Ipnotica, ambigua, erotica e noir, la pittura di Leonor Fini è inafferrabile. Lo era persino per lei, che diceva di essere tormentata dalle sue creazioni: voleva capire da dove venissero, ma non ci riusciva mai. E come tutta la grande arte, infatti, anche la sua è una magnetica illusione, ma anche un’insidia, come tutto ciò che non conosciamo davvero.
D’altronde Leonor Fini ha a che fare con l’elusione fin da bambina: nasce nel 1907 a Buenos Aires, ma si trasferisce dopo pochi mesi a Trieste, città della madre. Dopo la violenta separazione dei genitori il padre vuole tornare in Argentina e tenta di rapire la piccola Lolò, e allora la madre per nasconderla meglio comincia a travestirla da maschietto. Questo non solo accenderà in lei un’affinità con maschere e travestimenti, ma la porterà anche a coltivare l’idea di una rivolta continua contro la condizione femminile imposta dalla società patriarcale e a favore di nuovi modelli di famiglia e di lettura del genere, tutte istanze che poi svilupperà nel suo lavoro.

È un trauma però a far scoccare la scintilla dell’arte: da giovanissima è costretta a rimanere bendata e al buio per due interminabili anni, ed è proprio dopo questo periodo che si immerge nella pittura. «I miei occhi gridavano vendetta», dirà. Proprio grazie a questo impeto e forse a questo bisogno di recuperare tutto quel tempo passato senza vedere, Leonor Fini fa esplodere mondi sommersi. Io sono Leonor Fini è la grande retrospettiva, curata da Tere Arcq e Carlos Martín, che le dedica Palazzo Reale di Milano fino al 22 giugno con oltre 100 lavori che mostrano la sua produzione nella pittura, nella letteratura, nel design, nel teatro e nella moda, nel segno di un abbattimento del confine tra queste discipline che avrebbe fatto scuola.

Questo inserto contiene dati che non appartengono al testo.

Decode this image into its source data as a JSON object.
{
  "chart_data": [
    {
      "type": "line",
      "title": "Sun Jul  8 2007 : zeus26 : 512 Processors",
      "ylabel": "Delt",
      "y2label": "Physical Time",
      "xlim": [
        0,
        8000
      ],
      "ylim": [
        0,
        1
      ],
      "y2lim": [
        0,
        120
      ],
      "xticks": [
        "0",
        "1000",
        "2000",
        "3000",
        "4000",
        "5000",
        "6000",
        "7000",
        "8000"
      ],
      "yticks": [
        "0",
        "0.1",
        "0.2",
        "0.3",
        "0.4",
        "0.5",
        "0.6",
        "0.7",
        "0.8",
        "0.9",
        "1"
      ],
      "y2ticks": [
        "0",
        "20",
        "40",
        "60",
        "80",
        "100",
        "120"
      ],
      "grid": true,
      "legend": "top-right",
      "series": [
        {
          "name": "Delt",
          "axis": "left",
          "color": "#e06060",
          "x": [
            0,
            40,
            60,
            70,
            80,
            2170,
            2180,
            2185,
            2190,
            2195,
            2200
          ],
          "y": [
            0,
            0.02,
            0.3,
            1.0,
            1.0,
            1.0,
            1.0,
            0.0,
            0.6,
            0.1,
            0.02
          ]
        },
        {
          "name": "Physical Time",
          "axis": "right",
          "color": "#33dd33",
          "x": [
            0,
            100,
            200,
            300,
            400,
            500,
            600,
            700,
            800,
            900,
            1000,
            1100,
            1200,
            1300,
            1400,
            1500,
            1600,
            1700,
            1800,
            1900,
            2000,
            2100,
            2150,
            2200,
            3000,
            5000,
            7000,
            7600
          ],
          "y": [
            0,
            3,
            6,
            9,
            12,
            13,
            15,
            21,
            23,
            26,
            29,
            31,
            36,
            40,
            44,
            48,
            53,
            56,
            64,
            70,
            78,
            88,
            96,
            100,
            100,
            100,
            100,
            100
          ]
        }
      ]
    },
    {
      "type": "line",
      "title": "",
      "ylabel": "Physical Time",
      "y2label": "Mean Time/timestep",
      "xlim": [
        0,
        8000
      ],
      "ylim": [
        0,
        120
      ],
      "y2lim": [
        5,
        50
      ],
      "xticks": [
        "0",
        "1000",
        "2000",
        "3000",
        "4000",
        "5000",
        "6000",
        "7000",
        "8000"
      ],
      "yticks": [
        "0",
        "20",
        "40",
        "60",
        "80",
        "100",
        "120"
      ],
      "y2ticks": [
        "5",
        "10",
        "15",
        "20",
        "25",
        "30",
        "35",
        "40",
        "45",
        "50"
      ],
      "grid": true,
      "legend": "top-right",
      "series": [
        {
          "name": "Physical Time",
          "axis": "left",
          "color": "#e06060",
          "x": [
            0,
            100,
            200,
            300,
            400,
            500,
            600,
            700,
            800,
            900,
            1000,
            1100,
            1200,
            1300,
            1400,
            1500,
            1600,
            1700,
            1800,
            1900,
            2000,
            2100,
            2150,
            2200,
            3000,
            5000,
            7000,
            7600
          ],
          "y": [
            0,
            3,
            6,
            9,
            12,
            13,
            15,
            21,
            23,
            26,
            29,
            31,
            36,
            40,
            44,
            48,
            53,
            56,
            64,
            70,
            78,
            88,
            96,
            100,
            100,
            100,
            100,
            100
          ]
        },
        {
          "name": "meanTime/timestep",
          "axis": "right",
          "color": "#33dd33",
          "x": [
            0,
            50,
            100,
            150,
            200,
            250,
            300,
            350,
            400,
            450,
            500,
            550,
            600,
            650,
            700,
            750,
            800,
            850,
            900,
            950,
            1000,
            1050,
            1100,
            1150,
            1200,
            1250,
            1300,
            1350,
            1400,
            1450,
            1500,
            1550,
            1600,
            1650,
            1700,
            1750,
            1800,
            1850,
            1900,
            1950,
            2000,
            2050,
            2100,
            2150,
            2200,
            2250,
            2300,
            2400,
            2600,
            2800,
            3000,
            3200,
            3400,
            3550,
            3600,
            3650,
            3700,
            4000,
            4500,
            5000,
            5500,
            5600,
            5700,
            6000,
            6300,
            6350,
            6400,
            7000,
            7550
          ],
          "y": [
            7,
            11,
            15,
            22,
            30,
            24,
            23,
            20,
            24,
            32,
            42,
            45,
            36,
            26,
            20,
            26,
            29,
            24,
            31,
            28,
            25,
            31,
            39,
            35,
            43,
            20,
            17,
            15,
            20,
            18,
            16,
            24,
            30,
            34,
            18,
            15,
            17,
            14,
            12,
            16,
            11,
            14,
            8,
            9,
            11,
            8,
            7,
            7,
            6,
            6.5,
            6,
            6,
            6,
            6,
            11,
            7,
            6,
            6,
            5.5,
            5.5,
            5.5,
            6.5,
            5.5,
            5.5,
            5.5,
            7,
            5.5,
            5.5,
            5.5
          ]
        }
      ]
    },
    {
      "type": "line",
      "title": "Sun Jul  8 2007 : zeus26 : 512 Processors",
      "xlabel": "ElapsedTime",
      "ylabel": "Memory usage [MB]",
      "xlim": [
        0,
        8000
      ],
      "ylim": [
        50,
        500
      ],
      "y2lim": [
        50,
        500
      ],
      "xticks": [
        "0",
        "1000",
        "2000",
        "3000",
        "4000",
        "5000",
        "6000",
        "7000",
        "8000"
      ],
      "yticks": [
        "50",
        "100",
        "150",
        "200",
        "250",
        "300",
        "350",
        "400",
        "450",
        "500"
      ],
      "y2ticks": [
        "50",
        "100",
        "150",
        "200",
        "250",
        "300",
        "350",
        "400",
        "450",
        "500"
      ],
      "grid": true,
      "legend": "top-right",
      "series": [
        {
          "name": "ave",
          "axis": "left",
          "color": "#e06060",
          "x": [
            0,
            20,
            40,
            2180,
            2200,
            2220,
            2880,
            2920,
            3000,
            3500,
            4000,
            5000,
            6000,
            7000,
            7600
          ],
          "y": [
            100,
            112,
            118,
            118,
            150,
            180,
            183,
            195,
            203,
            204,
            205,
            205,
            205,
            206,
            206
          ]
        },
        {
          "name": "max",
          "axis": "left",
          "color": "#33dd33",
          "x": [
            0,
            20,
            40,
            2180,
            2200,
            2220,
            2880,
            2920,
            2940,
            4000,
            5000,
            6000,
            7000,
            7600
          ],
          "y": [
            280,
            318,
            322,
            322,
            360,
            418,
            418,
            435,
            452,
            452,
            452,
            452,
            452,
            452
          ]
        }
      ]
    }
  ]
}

Nel 1931 si trasferisce a Parigi e, nonostante la vicinanza al surrealismo, il suo stile si fa più libero. Grandi intellettuali e artisti come Alberto Moravia ed Elsa Morante, Giorgio de Chirico e Jean Cocteau la sostengono nel corso della sua carriera e a Palazzo Reale si possono vedere alcuni dei suoi capolavori che anche nel colore hanno qualcosa di pulp, ricordando a volte Hieronymus Bosch e altre favole misteriose e colte. La sfinge, nel suo essere ibrida, mutante e potente, racchiude forse l’identità di Leonor Fini e infatti ricorre o viene evocata spesso, come nell’Autoritratto con civetta, essere notturno e libero che forse è ciò che in natura più si avvicina alla sfinge, ma anche alla sfuggente e a tratti occulta personalità di questa grande artista.